Indian Government Announced a $32.5 Billion Recapitalization Plan to Boost the Economy
Indian Prime Minister Narendra Modi Tuesday approved a 2.11 billion rupees ($32.5 billion) recapitalization plan for state-run banks over the next two years, aiming to boost the banking sector to revive the economy.
While 1.35 trillion rupees of the recapitalization plan will be bonds, Indian financial services secretary Rajiv Kumar said 760 billion will derive from budgetary support and equity insurance.
As one of the largest economies in Asia, India faced a three-year-low growth rate of 5.7 percent in the period from April to June this year.

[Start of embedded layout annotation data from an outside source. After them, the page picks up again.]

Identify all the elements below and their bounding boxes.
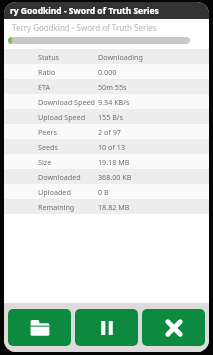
staticText: Size bbox=[38, 157, 52, 167]
staticText: 50m 55s bbox=[98, 82, 127, 92]
button[interactable]: Seeds bbox=[4, 139, 209, 154]
staticText: Remaining bbox=[38, 202, 75, 212]
button[interactable]: Size bbox=[4, 154, 209, 169]
button[interactable]: ETA bbox=[4, 79, 209, 94]
button[interactable]: Ratio bbox=[4, 64, 209, 79]
staticText: Status bbox=[38, 52, 60, 62]
staticText: 18.82 MB bbox=[98, 202, 130, 212]
staticText: 0.000 bbox=[98, 67, 117, 77]
staticText: ETA bbox=[38, 82, 51, 92]
button[interactable]: Download Speed bbox=[4, 94, 209, 109]
staticText: Terry Goodkind - Sword of Truth Series bbox=[12, 22, 157, 33]
staticText: Seeds bbox=[38, 142, 58, 152]
button[interactable]: Upload Speed bbox=[4, 109, 209, 124]
button[interactable]: Downloaded bbox=[4, 169, 209, 184]
staticText: Downloaded bbox=[38, 172, 81, 182]
staticText: Upload Speed bbox=[38, 112, 86, 122]
button[interactable]: Remaining bbox=[4, 199, 209, 214]
staticText: Downloading bbox=[98, 52, 143, 62]
staticText: 368.00 KB bbox=[98, 172, 132, 182]
staticText: 155 B/s bbox=[98, 112, 123, 122]
button[interactable]: ry Goodkind - Sword of Truth Series bbox=[4, 2, 209, 19]
staticText: Ratio bbox=[38, 67, 56, 77]
staticText: 10 of 13 bbox=[98, 142, 126, 152]
button[interactable]: Cancel bbox=[142, 309, 205, 346]
button[interactable]: Uploaded bbox=[4, 184, 209, 199]
button[interactable]: Status bbox=[4, 49, 209, 64]
staticText: Download Speed bbox=[38, 97, 95, 107]
staticText: 9.34 KB/s bbox=[98, 97, 130, 107]
button[interactable]: Pause bbox=[75, 309, 138, 346]
button[interactable]: Peers bbox=[4, 124, 209, 139]
staticText: ry Goodkind - Sword of Truth Series bbox=[10, 5, 159, 17]
staticText: 19.18 MB bbox=[98, 157, 130, 167]
staticText: Uploaded bbox=[38, 187, 71, 197]
staticText: 0 B bbox=[98, 187, 109, 197]
staticText: 2 of 97 bbox=[98, 127, 121, 137]
staticText: Peers bbox=[38, 127, 57, 137]
button[interactable]: Open folder bbox=[8, 309, 71, 346]
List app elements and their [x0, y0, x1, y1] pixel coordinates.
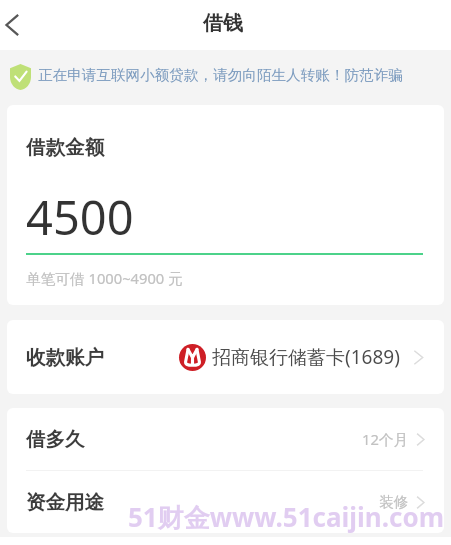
staticText: 收款账户	[26, 345, 104, 370]
staticText: 4500	[26, 185, 134, 249]
button[interactable]: Back	[0, 2, 46, 48]
staticText: 51财金www.51caijin.com	[128, 499, 445, 535]
staticText: 装修	[379, 493, 409, 512]
button[interactable]: 收款账户	[7, 320, 444, 394]
staticText: 借多久	[26, 427, 85, 452]
staticText: 单笔可借 1000~4900 元	[26, 268, 183, 288]
staticText: 借钱	[203, 11, 243, 36]
staticText: 12个月	[362, 429, 409, 449]
button[interactable]: 资金用途	[7, 471, 444, 533]
staticText: 借款金额	[26, 135, 104, 160]
staticText: 资金用途	[26, 490, 104, 515]
button[interactable]: 借多久	[7, 408, 444, 470]
staticText: 招商银行储蓄卡(1689)	[212, 344, 400, 370]
staticText: 正在申请互联网小额贷款，请勿向陌生人转账！防范诈骗	[38, 66, 403, 84]
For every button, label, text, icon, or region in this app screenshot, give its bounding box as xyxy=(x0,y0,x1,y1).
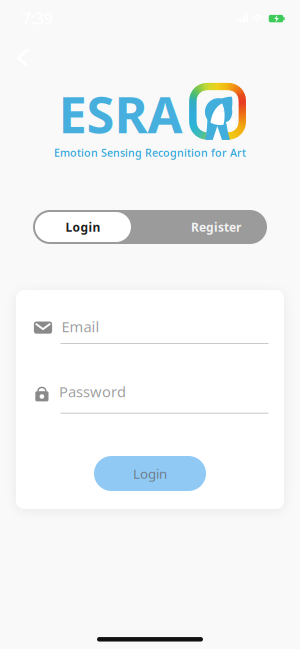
button[interactable]: Login xyxy=(94,456,206,491)
staticText: Emotion Sensing Recognition for Art xyxy=(54,145,246,160)
staticText: Login xyxy=(133,465,167,482)
button[interactable]: Login xyxy=(35,212,131,242)
staticText: Email xyxy=(62,317,100,336)
staticText: Login xyxy=(66,219,100,235)
staticText: Password xyxy=(59,382,126,401)
staticText: Register xyxy=(191,219,241,235)
staticText: ESRA xyxy=(58,80,182,147)
button[interactable]: Register xyxy=(161,210,271,244)
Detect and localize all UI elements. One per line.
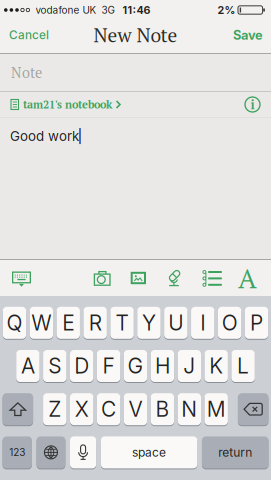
staticText: B xyxy=(155,396,169,422)
button[interactable]: Attach photo xyxy=(111,272,146,284)
button[interactable]: S xyxy=(43,350,66,383)
staticText: D xyxy=(74,353,89,379)
button[interactable]: B xyxy=(151,393,174,426)
button[interactable]: Note info xyxy=(245,97,271,112)
button[interactable]: Y xyxy=(137,307,161,340)
button[interactable]: D xyxy=(70,350,93,383)
staticText: 3G xyxy=(102,4,115,16)
button[interactable]: Z xyxy=(43,393,66,426)
button[interactable]: L xyxy=(231,350,255,383)
staticText: M xyxy=(207,396,226,422)
button[interactable]: O xyxy=(218,307,241,340)
button[interactable]: Numbers xyxy=(3,436,32,469)
staticText: V xyxy=(128,396,142,422)
button[interactable]: Record audio xyxy=(146,269,182,287)
button[interactable]: Dictation xyxy=(70,436,96,469)
staticText: Note xyxy=(11,63,42,82)
staticText: S xyxy=(48,353,61,379)
staticText: Save xyxy=(233,27,263,43)
button[interactable]: Delete xyxy=(238,393,268,426)
staticText: E xyxy=(62,310,74,335)
staticText: i xyxy=(250,96,254,113)
staticText: A xyxy=(21,353,35,379)
staticText: New Note xyxy=(94,22,178,48)
staticText: Cancel xyxy=(9,28,49,42)
button[interactable]: Cancel xyxy=(0,28,49,42)
staticText: J xyxy=(183,353,195,379)
staticText: Z xyxy=(48,396,61,422)
button[interactable]: Note title xyxy=(0,54,271,91)
button[interactable]: N xyxy=(178,393,201,426)
staticText: W xyxy=(31,310,51,335)
staticText: return xyxy=(218,445,252,460)
button[interactable]: Return xyxy=(202,436,268,469)
staticText: I xyxy=(200,310,205,335)
button[interactable]: Shift xyxy=(3,393,33,426)
button[interactable]: Formatting xyxy=(222,260,271,296)
staticText: T xyxy=(116,310,128,335)
button[interactable]: U xyxy=(164,307,188,340)
button[interactable]: V xyxy=(124,393,147,426)
staticText: N xyxy=(181,396,197,422)
staticText: Y xyxy=(142,310,156,335)
button[interactable]: T xyxy=(110,307,134,340)
staticText: O xyxy=(222,310,238,335)
button[interactable]: X xyxy=(70,393,93,426)
button[interactable]: J xyxy=(178,350,201,383)
staticText: L xyxy=(237,353,249,379)
button[interactable]: F xyxy=(97,350,120,383)
staticText: U xyxy=(168,310,183,335)
button[interactable]: R xyxy=(83,307,107,340)
staticText: space xyxy=(132,445,166,460)
button[interactable]: C xyxy=(97,393,120,426)
button[interactable]: M xyxy=(204,393,228,426)
staticText: P xyxy=(250,310,263,335)
button[interactable]: E xyxy=(56,307,80,340)
staticText: tam21's notebook xyxy=(23,97,112,112)
button[interactable]: Camera xyxy=(94,270,111,286)
button[interactable]: K xyxy=(204,350,228,383)
button[interactable]: Space xyxy=(101,436,197,469)
button[interactable]: List xyxy=(182,270,222,286)
button[interactable]: G xyxy=(124,350,147,383)
staticText: Q xyxy=(6,310,22,335)
staticText: X xyxy=(75,396,89,422)
staticText: vodafone UK xyxy=(36,4,97,16)
button[interactable]: Dismiss keyboard xyxy=(0,269,31,287)
staticText: G xyxy=(128,353,144,379)
staticText: C xyxy=(101,396,116,422)
button[interactable]: Next keyboard xyxy=(37,436,65,469)
staticText: H xyxy=(155,353,170,379)
button[interactable]: Save xyxy=(233,27,271,43)
staticText: Good work xyxy=(10,128,79,144)
staticText: A xyxy=(238,260,257,296)
button[interactable]: P xyxy=(245,307,268,340)
staticText: K xyxy=(209,353,223,379)
button[interactable]: tam21's notebook xyxy=(0,97,121,112)
button[interactable]: H xyxy=(151,350,174,383)
staticText: 2% xyxy=(218,4,236,16)
staticText: 11:46 xyxy=(123,4,151,16)
staticText: R xyxy=(89,310,102,335)
button[interactable]: Q xyxy=(3,307,26,340)
button[interactable]: W xyxy=(30,307,53,340)
button[interactable]: A xyxy=(16,350,40,383)
staticText: 123 xyxy=(9,446,25,458)
staticText: F xyxy=(103,353,115,379)
button[interactable]: I xyxy=(191,307,214,340)
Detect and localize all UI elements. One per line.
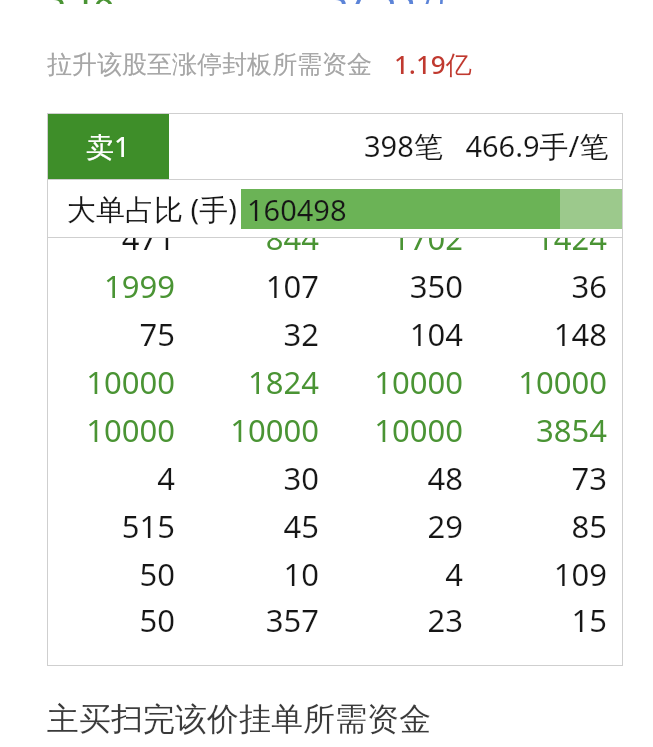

The International Monetary Funds attributed the reason of the decline to a slowed growth momentum, which reflected “the lingering impact of the authorities’ currency exchange initiative as well as uncertainty related to the mid-year introduction of the country-wide Goods and Services Tax”. In its latest World Economic Outlook published, the IMF suggested that India enhances its corporate and banking sector as means for a strategic reform.
Modi’s Investors Service analyst Srikanth Vadlaman said that the plan would be a “significant credit positive” for India’s state-run banks, as it targets the credit sector of the banking system.
Most banks and investors hold a positive view of the recapitalization plan. “The government move was welcomed by everybody. Let’s see when the money comes in, how quick it comes in, and what the banks do with it,” said Andrew Holland, chief executive officer at Avendus Capital Alternate Strategies.
“These funds will help in efficiently managing risk and credit capital-related requirements of the banks,” State Bank of India Chairman Rajnish Kumar said.
The unveil of the plan had greatly influenced the Indian stock market. According to BSE Ltd, the benchmark BSE gained 2.4 percent this week, along with Sensex adding 0.03 percent. The state-run banks experienced great variation as well: the State Bank of India (500112.IN) gained 17.55% as Punjab National Bank (532461.IN) was up by 31%.
More than two thirds of India’s banking assets are accounted by the twenty one state-run banks. The government expects to repair its banking balance sheets through the recapitalization plan.However, to successfully revive its economy, Indian banks need billions of dollars in new capital to meet global Basel III banking rules by March 2019.
Based on the assessment of the Indian banking sector’s capitalization, Fitch Ratings had a negative outlook on the banks. It estimates that a $65 billion of additional capital will be needed to the Indian banking sector in order to meet the Basel III global banking rules by March 2019.